2. Il multipliait les médiums, de la peinture à la céramique
Outre la peinture, l’artiste voue un intérêt tout particulier à la photographie qu’il pratique assidûment lorsqu’il acquiert un exemplaire du célèbre Leica II en 1929. Son œil de photographe décrypte le genre humain sous un angle documentaire qu’il développe au cours de ses nombreux voyages, notamment en Amérique du Sud. Au gré de ses rencontres, Foujita s’essaie également à la céramique, à partir des années 1930 à Châtillon, puis dans les années 1950 aux côtés de Picasso dans l’atelier Madoura à Vallauris. Sa production, résolument moderne, est, là encore, imprégnée de l’esthétique du Soleil levant, ses motifs animaliers minimalistes évoquant les estampes japonaises. Ponctuellement, Foujita s’essaye également à la création de costumes et décors pour l’opéra italien Madame Butterfly de Giacomo Puccini.

Léonard Tsuguharu FOUJITA (1886-1968) et Raoul LACHENAL (1885-1956), Poisson et crustacés. Pièce unique, épreuve en céramique émaillée au décor polychrome sur fond blanc finement craquelé. Adjugé 2 287 euros par Maîtres Camper et Dabernat, le 31 janvier 2015.
3. Il a illustré de nombreux livres
Dans une démarche toujours multidisciplinaire, Foujita réalise de nombreuses illustrations de livres, exercice qu’il compare volontiers à « la réalisation d’un vêtement pour femme : respectueux du corps, le texte, et valorisant la silhouette, l’objet livre. » Ainsi illustre-t-il La troisième jeunesse de Madame Prune ou Madame Chrysanthème de Pierre Loti, Les Animaux malades de la peste de Jean de la Fontaine ou encore Les Vergers des Amours de Guillaume Apollinaire.

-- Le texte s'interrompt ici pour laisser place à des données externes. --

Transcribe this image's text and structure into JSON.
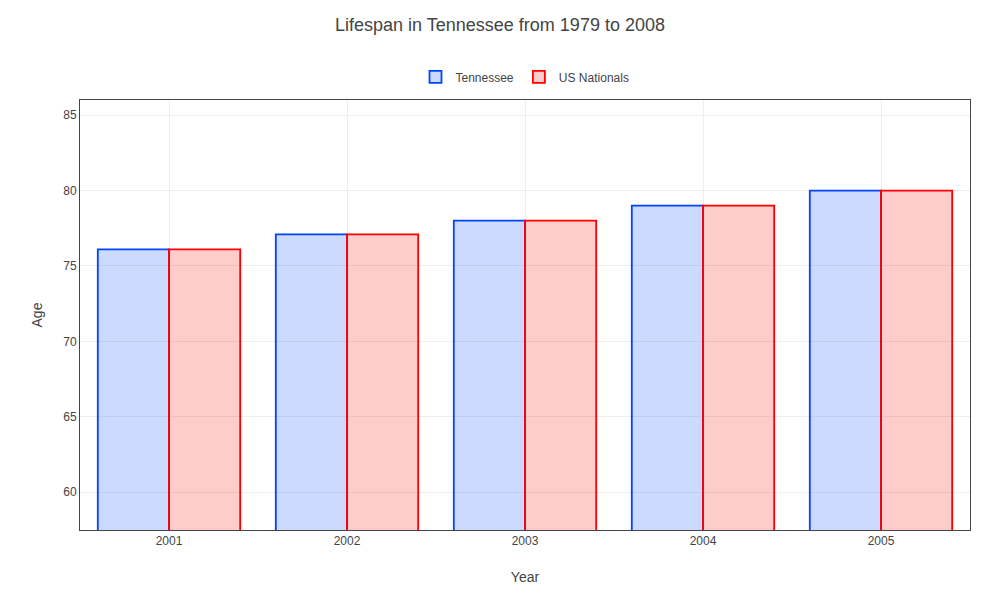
{
  "chart_data": {
    "type": "bar",
    "title": "Lifespan in Tennessee from 1979 to 2008",
    "xlabel": "Year",
    "ylabel": "Age",
    "categories": [
      "2001",
      "2002",
      "2003",
      "2004",
      "2005"
    ],
    "series": [
      {
        "name": "Tennessee",
        "color": "#0044ff",
        "values": [
          76.1,
          77.1,
          78.0,
          79.0,
          80.0
        ]
      },
      {
        "name": "US Nationals",
        "color": "#ff0000",
        "values": [
          76.1,
          77.1,
          78.0,
          79.0,
          80.0
        ]
      }
    ],
    "ylim": [
      57.5,
      86
    ],
    "yticks": [
      60,
      65,
      70,
      75,
      80,
      85
    ],
    "grid": true,
    "legend": "top"
  }
}
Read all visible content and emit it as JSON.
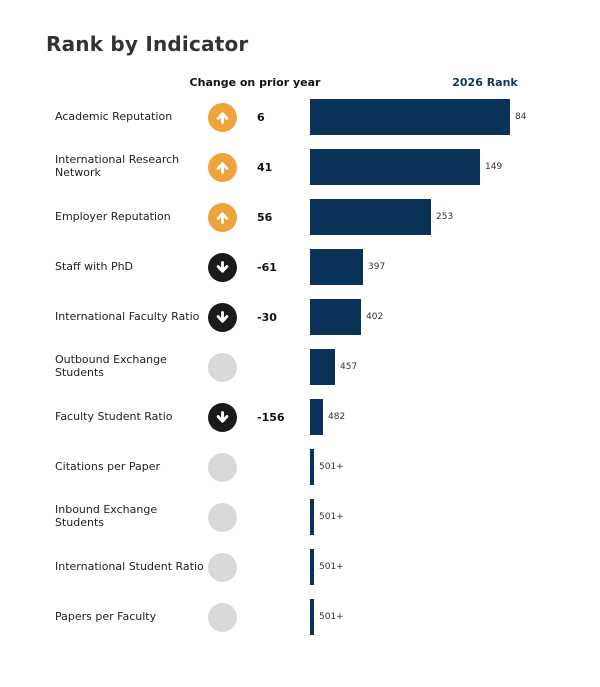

Pierre Loti, La troisième jeunesse de Madame Prune, Paris, les éditions d’art Devambez, 1926. Illustré de dix-sept compositions originales gravées en couleurs par Foujita. Estimation : 800 – 1 500 euros.
4. Il a conçu une chapelle d’art total
Converti au catholicisme en 1959, Foujita décide, avec le concours de son parrain de baptême, l’homme d’affaires René Lalou, de faire construire à Reims, une chapelle consacrée à Notre-Dame-de-la-Paix dont il serait le concepteur, l’architecte et le décorateur. La volonté de l’artiste d’agir sur tous les aspects esthétiques de la construction fait de cette bâtisse une œuvre d’art total, qui donne à voir aux visiteurs l’ampleur du génie de son créateur. Les décors, entièrement réalisés par l’artiste dans le respect des traditions occidentales, sont apposés dans un a fresco moderne à base de ciment frais qui n’admet aucun repentir et dont le temps de séchage impose de terminer chaque dessin commencé plus tôt dans la journée. Le choix de cette technique suppose la réalisation préalable de nombreuses esquisses et dessins dans la continuité de la tradition tsukuri-e.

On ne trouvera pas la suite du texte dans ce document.